Having issued the only public DPR deal last year, Halyk could issue more off the program, according to Lautier. The deal's characteristics shed light on what might lie ahead for its peers.

Collateral in the transaction was multidenominational. The special purpose company, based in Jersey in the Channel Islands, purchases existing and future receivables in dollars, euros, Swiss francs, yen, and British pounds. The payments sent to the deal's obligors - its correspondent banks - cover export payments, check transactions, letter of credit transactions and other flows. Among the correspondent banks bound to the structure are American Express Bank, The Bank of New York, Deutsche Bank Trust Co. Americas, Citibank, and WestLB. The banks account for over 95% of payment right flows via Halyk between June 2002 and June 2003.

Some 40% of the bank's export clients are concentrated in the oil and gas sector, the engine of the Kazakhstani economy. The DPRs are geographically spread across 100 countries, with about 40% flowing from the U.S. Halyk processed $1.3 million of e-money flows in 2002, a 32% jump from 2001.

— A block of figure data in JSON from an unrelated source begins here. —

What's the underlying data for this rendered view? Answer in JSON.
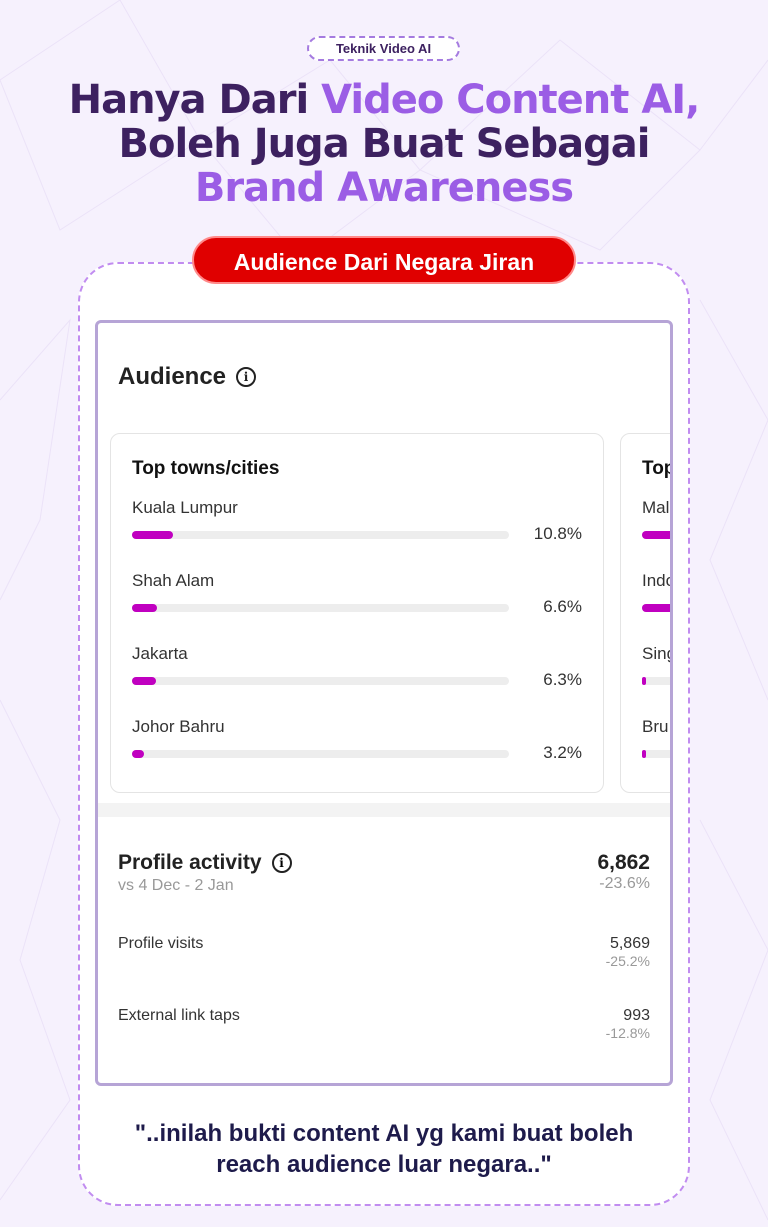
{
  "tag": "Teknik Video AI",
  "headline": {
    "line1_dark": "Hanya Dari ",
    "line1_purple": "Video Content AI,",
    "line2": "Boleh Juga Buat Sebagai",
    "line3": "Brand Awareness"
  },
  "badge": "Audience Dari Negara Jiran",
  "audience": {
    "title": "Audience",
    "info_icon": "i",
    "cities": {
      "title": "Top towns/cities",
      "items": [
        {
          "name": "Kuala Lumpur",
          "pct": "10.8%",
          "value": 10.8
        },
        {
          "name": "Shah Alam",
          "pct": "6.6%",
          "value": 6.6
        },
        {
          "name": "Jakarta",
          "pct": "6.3%",
          "value": 6.3
        },
        {
          "name": "Johor Bahru",
          "pct": "3.2%",
          "value": 3.2
        }
      ]
    },
    "countries": {
      "title": "Top",
      "items": [
        {
          "name": "Mal"
        },
        {
          "name": "Indo"
        },
        {
          "name": "Sing"
        },
        {
          "name": "Bru"
        }
      ]
    }
  },
  "profile_activity": {
    "title": "Profile activity",
    "info_icon": "i",
    "compare": "vs 4 Dec - 2 Jan",
    "total": "6,862",
    "total_change": "-23.6%",
    "rows": [
      {
        "label": "Profile visits",
        "value": "5,869",
        "change": "-25.2%"
      },
      {
        "label": "External link taps",
        "value": "993",
        "change": "-12.8%"
      }
    ]
  },
  "quote": {
    "line1": "\"..inilah bukti content AI yg kami buat boleh",
    "line2": "reach audience luar negara..\""
  },
  "colors": {
    "dark": "#3d2160",
    "purple": "#9b5de5",
    "red": "#e00000",
    "bar": "#c000c0"
  }
}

Brisk growth on the back of soaring energy prices has endeared the Republic of Kazakhstan to investors and helped strengthen the government's standing with credit-rating agencies. S&P upped the long-term foreign currency to BBB-' from BB+' in May of this year and Moody's upgraded the outlook of its Baa3' foreign-currency rating on the sovereign to positive in July. Fitch, meanwhile has kept its BB+' rating on positive outlook since November of 2003.

The average per-capita growth in the country's gross domestic product has roared ahead at over 10% over the last five years. S&P predicts expansion to continue at a blistering 8.8% and 7.0% in 2004 and 2005, respectively. The agency applauds the fact that explosive energy-led growth has not derailed prudent fiscal and monetary policies.